By the numbers: The vaccine was found to be 90.4% effective overall and 100% effective at protecting against moderate and severe disease.

  • The vaccine has an efficacy of 96.4% against the original virus strain and 86.3% against the Alpha variant, which was first detected in the U.K.

  • The results of the study demonstrate efficacy comparable to the Pfizer and Modera vaccine.

  • Novavax said it remains on track to reach a manufacturing capacity of 100 million doses per month by the end of Q3 and 150 million doses per month by the end of Q4.

  • The U.S. government has invested $1.6 billion to support the development of Novavax's vaccine and preordered 110 million doses.

  • Novavax has pledged 1.1 billion doses to the World Health Organization's Covax initiative — with the company's chief executive saying many of the doses will be going to "low- and middle-income countries first."

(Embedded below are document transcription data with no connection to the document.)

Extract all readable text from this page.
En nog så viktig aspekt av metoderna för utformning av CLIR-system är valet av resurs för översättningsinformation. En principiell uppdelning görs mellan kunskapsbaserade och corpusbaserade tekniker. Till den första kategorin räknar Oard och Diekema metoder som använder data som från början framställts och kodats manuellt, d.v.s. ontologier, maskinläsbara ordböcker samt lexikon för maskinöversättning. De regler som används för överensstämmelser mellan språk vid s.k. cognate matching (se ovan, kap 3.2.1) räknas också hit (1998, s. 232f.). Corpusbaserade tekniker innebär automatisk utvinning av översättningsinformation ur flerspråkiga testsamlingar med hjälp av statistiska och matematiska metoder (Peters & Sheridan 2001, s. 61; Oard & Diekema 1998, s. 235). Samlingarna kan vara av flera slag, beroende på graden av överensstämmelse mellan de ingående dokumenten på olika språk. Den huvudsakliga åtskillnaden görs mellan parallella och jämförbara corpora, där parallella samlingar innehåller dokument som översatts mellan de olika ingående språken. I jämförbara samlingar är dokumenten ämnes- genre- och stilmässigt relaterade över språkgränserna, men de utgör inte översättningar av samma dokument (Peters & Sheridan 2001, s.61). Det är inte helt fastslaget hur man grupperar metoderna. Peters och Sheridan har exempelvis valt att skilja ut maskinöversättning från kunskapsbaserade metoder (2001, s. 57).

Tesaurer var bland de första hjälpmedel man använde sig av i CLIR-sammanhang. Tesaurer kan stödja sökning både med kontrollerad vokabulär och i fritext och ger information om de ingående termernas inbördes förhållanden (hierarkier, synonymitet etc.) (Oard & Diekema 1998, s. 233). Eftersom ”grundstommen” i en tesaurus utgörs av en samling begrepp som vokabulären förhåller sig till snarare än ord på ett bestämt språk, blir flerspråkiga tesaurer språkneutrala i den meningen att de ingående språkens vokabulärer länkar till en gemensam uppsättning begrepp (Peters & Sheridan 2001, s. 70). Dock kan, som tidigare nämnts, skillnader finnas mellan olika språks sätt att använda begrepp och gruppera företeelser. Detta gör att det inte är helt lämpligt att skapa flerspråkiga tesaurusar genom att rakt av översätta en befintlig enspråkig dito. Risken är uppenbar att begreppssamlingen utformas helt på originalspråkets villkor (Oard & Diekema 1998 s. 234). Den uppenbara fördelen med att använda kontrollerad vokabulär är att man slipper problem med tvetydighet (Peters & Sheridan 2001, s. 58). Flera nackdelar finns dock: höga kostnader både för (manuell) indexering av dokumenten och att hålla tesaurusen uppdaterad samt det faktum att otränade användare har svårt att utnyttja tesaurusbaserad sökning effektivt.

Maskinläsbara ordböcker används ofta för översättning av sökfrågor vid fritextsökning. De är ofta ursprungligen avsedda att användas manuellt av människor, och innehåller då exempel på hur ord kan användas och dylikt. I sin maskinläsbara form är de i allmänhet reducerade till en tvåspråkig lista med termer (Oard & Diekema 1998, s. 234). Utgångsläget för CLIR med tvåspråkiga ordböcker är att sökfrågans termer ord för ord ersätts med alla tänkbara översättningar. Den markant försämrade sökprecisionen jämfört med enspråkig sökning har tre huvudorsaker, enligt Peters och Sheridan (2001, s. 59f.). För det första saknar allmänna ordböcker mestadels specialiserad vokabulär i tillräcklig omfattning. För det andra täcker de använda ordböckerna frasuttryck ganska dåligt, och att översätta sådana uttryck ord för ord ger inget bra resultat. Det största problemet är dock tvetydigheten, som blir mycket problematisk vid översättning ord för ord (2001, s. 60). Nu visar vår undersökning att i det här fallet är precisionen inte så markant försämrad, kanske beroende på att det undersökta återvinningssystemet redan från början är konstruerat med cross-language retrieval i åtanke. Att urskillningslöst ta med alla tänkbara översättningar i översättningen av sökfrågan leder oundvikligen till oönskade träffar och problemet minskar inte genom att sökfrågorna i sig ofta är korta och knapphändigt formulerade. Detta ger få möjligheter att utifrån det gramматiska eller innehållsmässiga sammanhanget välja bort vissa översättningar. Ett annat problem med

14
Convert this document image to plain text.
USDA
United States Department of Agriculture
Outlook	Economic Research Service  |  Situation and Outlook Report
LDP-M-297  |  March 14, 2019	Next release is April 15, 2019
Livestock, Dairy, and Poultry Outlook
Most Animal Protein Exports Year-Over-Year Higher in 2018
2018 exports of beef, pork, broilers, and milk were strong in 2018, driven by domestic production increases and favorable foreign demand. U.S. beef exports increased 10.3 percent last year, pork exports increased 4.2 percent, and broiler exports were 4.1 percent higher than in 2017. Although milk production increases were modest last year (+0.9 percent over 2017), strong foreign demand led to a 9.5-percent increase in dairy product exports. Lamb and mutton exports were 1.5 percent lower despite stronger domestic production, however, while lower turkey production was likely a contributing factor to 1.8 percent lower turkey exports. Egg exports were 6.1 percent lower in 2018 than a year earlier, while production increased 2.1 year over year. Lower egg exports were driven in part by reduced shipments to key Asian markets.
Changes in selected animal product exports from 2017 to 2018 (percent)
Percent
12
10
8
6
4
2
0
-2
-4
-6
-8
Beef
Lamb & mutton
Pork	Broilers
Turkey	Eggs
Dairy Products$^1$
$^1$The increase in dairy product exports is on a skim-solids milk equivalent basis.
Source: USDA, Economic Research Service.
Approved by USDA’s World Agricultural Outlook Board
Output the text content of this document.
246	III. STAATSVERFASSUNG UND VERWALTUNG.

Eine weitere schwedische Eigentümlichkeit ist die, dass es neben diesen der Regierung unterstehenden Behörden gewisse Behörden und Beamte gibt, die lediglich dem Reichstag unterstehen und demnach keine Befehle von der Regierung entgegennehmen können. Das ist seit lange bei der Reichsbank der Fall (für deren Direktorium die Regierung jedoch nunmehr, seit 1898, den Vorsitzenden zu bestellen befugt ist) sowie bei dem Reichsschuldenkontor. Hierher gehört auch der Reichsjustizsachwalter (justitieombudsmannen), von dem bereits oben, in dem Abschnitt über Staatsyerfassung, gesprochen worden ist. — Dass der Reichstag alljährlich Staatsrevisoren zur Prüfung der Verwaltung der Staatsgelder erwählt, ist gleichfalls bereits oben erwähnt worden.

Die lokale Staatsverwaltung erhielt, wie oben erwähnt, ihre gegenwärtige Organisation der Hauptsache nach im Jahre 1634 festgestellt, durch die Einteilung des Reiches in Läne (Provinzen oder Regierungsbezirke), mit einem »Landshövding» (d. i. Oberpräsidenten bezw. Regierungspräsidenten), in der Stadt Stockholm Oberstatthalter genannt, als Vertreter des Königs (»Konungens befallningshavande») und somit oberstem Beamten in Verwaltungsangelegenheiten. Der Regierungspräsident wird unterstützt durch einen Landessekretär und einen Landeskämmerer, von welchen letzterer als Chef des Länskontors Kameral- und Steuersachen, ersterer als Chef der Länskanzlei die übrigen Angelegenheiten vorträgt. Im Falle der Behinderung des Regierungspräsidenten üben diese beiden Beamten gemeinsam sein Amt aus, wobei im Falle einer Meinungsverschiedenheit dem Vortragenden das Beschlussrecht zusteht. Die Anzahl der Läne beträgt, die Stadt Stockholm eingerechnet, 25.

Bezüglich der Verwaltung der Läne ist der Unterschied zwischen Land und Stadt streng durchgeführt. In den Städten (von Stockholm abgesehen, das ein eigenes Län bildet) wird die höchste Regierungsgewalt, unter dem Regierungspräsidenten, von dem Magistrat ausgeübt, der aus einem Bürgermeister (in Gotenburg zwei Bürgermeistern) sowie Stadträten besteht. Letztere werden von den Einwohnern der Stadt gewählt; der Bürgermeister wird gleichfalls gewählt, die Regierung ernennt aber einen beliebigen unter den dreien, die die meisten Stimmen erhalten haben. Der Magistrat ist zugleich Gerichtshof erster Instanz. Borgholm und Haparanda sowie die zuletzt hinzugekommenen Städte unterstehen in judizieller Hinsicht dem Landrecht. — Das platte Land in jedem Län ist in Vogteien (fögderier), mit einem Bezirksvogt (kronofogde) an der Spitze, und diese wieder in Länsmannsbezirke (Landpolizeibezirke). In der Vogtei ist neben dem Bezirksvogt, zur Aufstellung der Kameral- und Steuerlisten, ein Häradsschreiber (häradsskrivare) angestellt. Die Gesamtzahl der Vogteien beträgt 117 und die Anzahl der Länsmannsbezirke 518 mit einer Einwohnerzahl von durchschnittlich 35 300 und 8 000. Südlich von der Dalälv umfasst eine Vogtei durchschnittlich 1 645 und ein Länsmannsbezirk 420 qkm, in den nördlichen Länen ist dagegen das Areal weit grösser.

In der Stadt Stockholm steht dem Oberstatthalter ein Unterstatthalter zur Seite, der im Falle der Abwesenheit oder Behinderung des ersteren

What they're saying: “Many of our first doses will go to … low- and middle-income countries, and that was the goal to begin with,” Novavax CEO Stanley Erck told AP.

  • "It’s really very impressive,” Anthony Fauci, director of the NIAID, said per the Post. “It’s very important for the world’s population to have, yet again, another highly efficacious vaccine that looks in its trial to have a good safety profile.”

  • Virologist Matthew Frieman told the New York Times: "Novavax may be used as a booster in the U.S., but it certainly will be the first vaccine a lot of people are going to see around the world.”

What's next: Novavax said it would seek emergency authorization from the FDA and other regulators in Q3 of this year.